I seek personal and professional value alignment. Sustainability is a challenging word because I fear it is now used very loosely. At Feather, I’m championing the notion of being a responsible business, one that is working toward sustainability but acknowledges that it has a long way to go. For example, we were recently able to evaluate our carbon emissions for our domestic operations and were able to completely offset them. Our customer deliveries and our HQ operations are completely carbon-neutral now. We’ve partnered with Pachama to fund reforestation projects in areas that cultivate FSC wood that is used in many of our furniture. This is a start for us.
The thing about committing to sustainability is that the work is never done. It has to be consciously incorporated in all aspects of your life and work.
What has been the most valuable advice you have received?
I have two very valuable pieces of advice to pass on.
When I was 23, my very first mentor told me that I should be investing in the stock market. She bought me the book Learn to Earn by Peter Lynch and began discussing concepts with me during our car-pool rides. I am so glad I had someone show me that investing is not just for men or for those in finance. It is the single best thing I did in my twenties – I want every 20-something woman to take control of her personal finances.
The other piece of advice came from Marc Schiller, my favorite boss and someone who has had a profound impact on me. I was producing a 1000 person event for our agency. I was a strategist – I had no experience or interest in producing events. I was frustrated and made a case to him of why I shouldn’t be doing this project and that he should hire a producer. He said to me, “If you are uncomfortable, that means you are growing.” He promised me that this project was going to make me a better strategist.

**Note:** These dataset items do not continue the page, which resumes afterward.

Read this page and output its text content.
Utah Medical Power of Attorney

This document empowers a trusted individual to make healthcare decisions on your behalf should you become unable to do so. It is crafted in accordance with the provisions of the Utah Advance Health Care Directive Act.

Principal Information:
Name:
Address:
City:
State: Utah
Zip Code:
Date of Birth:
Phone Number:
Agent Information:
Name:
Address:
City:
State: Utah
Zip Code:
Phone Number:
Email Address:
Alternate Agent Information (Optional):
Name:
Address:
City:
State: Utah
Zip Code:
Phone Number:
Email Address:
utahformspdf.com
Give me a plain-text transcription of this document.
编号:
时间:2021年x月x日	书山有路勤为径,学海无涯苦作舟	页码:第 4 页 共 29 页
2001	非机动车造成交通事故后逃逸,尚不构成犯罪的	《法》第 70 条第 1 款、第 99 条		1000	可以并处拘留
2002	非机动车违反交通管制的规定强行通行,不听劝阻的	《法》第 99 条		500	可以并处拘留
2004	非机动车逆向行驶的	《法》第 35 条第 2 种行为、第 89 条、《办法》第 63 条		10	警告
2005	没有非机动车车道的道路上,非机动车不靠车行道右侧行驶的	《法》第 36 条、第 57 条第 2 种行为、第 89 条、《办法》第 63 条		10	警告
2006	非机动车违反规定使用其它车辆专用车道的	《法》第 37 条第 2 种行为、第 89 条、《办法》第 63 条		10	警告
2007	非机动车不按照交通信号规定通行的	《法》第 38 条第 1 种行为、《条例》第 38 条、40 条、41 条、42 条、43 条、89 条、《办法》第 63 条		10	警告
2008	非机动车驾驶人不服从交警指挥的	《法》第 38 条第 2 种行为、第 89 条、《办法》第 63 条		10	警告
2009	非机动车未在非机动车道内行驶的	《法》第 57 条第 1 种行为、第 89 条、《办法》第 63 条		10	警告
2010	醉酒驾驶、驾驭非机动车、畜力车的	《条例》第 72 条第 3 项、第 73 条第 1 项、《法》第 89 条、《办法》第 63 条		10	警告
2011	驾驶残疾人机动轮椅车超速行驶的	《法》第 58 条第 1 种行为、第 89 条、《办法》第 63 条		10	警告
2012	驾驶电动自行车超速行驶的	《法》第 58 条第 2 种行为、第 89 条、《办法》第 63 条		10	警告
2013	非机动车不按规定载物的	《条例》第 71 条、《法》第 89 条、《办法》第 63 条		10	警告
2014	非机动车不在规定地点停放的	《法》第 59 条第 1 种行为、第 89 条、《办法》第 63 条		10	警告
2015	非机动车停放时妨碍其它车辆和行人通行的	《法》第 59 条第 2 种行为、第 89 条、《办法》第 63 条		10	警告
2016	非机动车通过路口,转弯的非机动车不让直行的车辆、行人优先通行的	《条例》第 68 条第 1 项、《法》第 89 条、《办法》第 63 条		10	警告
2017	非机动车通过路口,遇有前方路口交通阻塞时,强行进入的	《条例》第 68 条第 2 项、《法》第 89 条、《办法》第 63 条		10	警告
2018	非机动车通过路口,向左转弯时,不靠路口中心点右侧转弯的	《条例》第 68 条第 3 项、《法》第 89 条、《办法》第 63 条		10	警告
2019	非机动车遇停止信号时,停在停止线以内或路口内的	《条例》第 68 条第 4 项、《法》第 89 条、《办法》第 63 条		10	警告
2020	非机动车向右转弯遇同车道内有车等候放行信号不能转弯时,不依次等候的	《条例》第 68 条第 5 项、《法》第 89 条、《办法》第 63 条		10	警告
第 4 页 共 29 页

And he was spot on. He gave me the confidence to jump across job borders and say yes to uncomfortable opportunities.
As a mentor/advisor, what is the one advice you give to your mentees/students?
Invest in yourself.
What does it mean for you to be powerful?
To me, power is measured by how I can be more of service to others. I feel fulfilled in helping others identify, acknowledge, and embrace their own inherent powers.
Anything else you would like to share?
This June, I decided to donate ten hours of my time to mentor Black professionals. I have decided to continue to leave a few hours open on my calendar each month so I can continue to be of service in the best way I know how to – by offering my knowledge, experience, and time.